Dogs are olfactory animals. A canine sense of smell differs to a great extent from us. It is almost forty times stronger than humans.

So, dogs are no different from a variety of flavors when finalizing the flavors that are not good for us and what fragrance is good for us.

Yet, for dogs, these types of smells feed them with information that helps them decide their next course of action.

On a happy note, this canine aversion to specific odors protects anything you do not want it to damage.

Make notes of all the smells dogs hate and use this information to protect your dog and your home.

Dogs Sense Of Smell

What makes this small piece of machinery work?

Putting it in simple words, dogs can detect some smells in parts per trillion. It means that a dog could find a small teaspoon of salt dissolved in a large reservoir filled with water.

An Amazing Nose for Odors

What we do not have, but the dogs have? They have something close to 300 million scent receptors, compared to just six million in humans.

A Presence of Second Olfactory System

Dogs have a second olfactory network. It is called Jacobson’s organs or the vomeronasal organ. This organ picks up pheromones, a significant set of chemicals that display mating readiness.

It is as if this organ functions with its separate library of scents.

Do you know? Your dog nose is almost tens of hundreds of times as efficient to smells as yours.
Do you Know? In reality, humans cannot wiggle their nostrils separately. Only dogs can.

10 Smells That Dogs Hate

1. Rubbing Alcohol (Isopropyl)




Some people seem to dislike or like the strong odor of alcohol to rub. You are not alone in this issue. Canines are haters when it comes to rubbing alcohol.

If you feel your dog does not behave properly, do not spray or pour the rubbing alcohol, but take a few cotton balls.

For added security, ensure that soaked cotton balls are safe from children.

That is one of the reasons dog owners use water instead of alcohol to clean their pet injuries.

It is essential to contact a vet to clean the wound.
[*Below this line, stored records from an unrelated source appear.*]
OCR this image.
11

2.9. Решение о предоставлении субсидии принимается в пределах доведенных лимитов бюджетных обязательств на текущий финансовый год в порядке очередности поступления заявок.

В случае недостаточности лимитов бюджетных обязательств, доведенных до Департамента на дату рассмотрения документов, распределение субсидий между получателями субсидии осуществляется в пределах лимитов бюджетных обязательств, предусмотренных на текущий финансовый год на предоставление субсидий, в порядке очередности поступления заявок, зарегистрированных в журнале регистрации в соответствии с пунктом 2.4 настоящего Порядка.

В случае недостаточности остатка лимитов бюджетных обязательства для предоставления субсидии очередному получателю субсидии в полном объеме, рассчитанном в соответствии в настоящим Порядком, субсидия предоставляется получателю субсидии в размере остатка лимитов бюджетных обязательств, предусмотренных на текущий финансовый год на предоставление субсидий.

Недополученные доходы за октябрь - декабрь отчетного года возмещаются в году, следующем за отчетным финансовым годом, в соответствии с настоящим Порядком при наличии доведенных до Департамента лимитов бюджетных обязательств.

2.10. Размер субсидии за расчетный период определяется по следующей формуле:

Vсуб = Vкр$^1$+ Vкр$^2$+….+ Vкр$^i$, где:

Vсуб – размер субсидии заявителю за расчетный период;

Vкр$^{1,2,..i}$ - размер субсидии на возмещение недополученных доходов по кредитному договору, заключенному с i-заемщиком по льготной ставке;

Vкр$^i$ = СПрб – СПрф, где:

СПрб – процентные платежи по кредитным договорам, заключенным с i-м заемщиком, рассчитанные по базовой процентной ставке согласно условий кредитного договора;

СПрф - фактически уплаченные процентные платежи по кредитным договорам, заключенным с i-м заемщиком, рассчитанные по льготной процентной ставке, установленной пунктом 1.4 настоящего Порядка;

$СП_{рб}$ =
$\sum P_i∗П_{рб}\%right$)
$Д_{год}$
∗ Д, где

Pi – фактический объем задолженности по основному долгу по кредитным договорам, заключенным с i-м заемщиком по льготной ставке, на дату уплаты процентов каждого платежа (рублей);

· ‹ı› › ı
Some other products that canines hate are antibacterial gels and alcoholic beverages. Alcoholic drinks are also toxic to pets.

2. Citrus




Humans, in general, love the rich smell of citrus. These fruits not only remind us of the long summer ahead, but the aroma is also powerful. All canines hate the smell of this fruit, be it grapefruit, limes, lemons, or oranges.

The dog’s sense of smell is forty times stronger than humans. If the perfume is hard for us, imagine how hard this will be for dogs. It can affect the respiratory tract to an extent.

They dislike smells produced by essential oils that carry this aroma. Essential oils emit a much powerful fragrance compared to the actual citrus fruit itself.

If you wish to use citrus, remove the peel, and place it in specific areas. You can fill a bottle with lemon juice and spray it on areas you want your dog to avoid.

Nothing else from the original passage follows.